De plus, le gouvernement a été amené à réviser ses prévisions de croissance à la baisse. Plus vous avez de croissance, plus vous avez de recettes fiscales. Sans croissance, réduire le déficit public va donc être plus difficile. Par ailleurs, il faut aussi voir de quoi est constitué le déficit. Si vous avez 5% de déficit, mais que vous avez fait des investissements dans la transition écologique, dans le numérique, etc., vous avez constitué des actifs avec ce déficit. Or là, ce n'est pas vraiment le cas : aujourd'hui, le déficit qu'on a, c'est plutôt un déficit de sortie de crise lié à des mesures d'urgence. Donc c'est vrai que la situation est délicate pour le gouvernement.

Doit-on s'inquiéter d'une possible dégradation de la note de la France par les agences ?

Jusqu'à présent, la France bénéficiait de taux d'intérêt très bas. Les déficits et la dette ont beaucoup augmenté depuis quatre ans à travers les différentes crises, mais tout cela était soutenable parce que les taux étaient bas. On s'endettait beaucoup, mais ça ne coûtait rien. Or, aujourd'hui, le financement coûte plus cher. Les taux d'intérêt sont remontés, donc la dette que nous avons accumulée coûte plus cher aujourd'hui. Ce qui est attendu pour 2027, c'est plus de 80 milliards de charges d'intérêts, alors qu'on était autour de 35 milliards en 2021.
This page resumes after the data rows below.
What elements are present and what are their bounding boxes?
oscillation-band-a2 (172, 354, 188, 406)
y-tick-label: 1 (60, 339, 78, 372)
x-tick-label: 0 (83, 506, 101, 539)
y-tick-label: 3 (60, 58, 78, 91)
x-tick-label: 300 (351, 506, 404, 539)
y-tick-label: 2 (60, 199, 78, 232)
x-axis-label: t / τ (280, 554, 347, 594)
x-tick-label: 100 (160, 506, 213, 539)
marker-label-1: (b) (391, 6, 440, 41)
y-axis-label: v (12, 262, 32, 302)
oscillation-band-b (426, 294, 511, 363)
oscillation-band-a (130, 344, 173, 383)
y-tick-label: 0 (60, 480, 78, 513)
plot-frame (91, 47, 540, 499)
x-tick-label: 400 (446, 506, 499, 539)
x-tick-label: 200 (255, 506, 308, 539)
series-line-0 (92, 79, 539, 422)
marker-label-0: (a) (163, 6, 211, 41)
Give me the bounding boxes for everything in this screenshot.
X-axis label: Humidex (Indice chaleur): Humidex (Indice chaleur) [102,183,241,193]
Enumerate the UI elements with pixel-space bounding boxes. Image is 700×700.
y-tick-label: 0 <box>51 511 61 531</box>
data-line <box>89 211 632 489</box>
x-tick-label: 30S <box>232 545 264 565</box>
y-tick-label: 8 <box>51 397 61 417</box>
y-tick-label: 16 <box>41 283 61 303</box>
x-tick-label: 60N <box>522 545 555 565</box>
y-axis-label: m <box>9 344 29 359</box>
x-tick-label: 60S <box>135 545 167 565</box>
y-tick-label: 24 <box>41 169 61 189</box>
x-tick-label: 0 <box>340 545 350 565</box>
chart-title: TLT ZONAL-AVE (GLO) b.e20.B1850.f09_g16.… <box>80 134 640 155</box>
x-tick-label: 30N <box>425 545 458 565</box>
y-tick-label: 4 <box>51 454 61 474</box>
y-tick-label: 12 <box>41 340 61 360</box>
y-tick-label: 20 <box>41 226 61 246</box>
Actuellement, même si on a perdu notre triple A en 2012, la France bénéficie d'une bonne crédibilité sur les marchés. On s'endette à des taux qui sont légèrement supérieurs à ceux de l'Allemagne, qui est la référence en termes de sécurité d'investissement. Même si la note de la France était dégradée, je ne pense pas que la crédibilité de la France serait remise en cause à court terme. Cependant, on a quand même besoin d'avoir une crédibilité budgétaire dans notre gestion des finances publiques à long terme, pour sécuriser les investisseurs dans l'idée qu'on ne fera jamais défaut à notre dette.

Ce qui est important pour la soutenabilité de la dette, c'est l'écart entre les taux d'intérêt et la croissance. On a bénéficié jusqu'à présent de taux d'intérêt plus bas que la croissance. Le risque, c'est que ça s'inverse : ça créerait un effet boule de neige sur la dette et elle s'accumulerait toute seule.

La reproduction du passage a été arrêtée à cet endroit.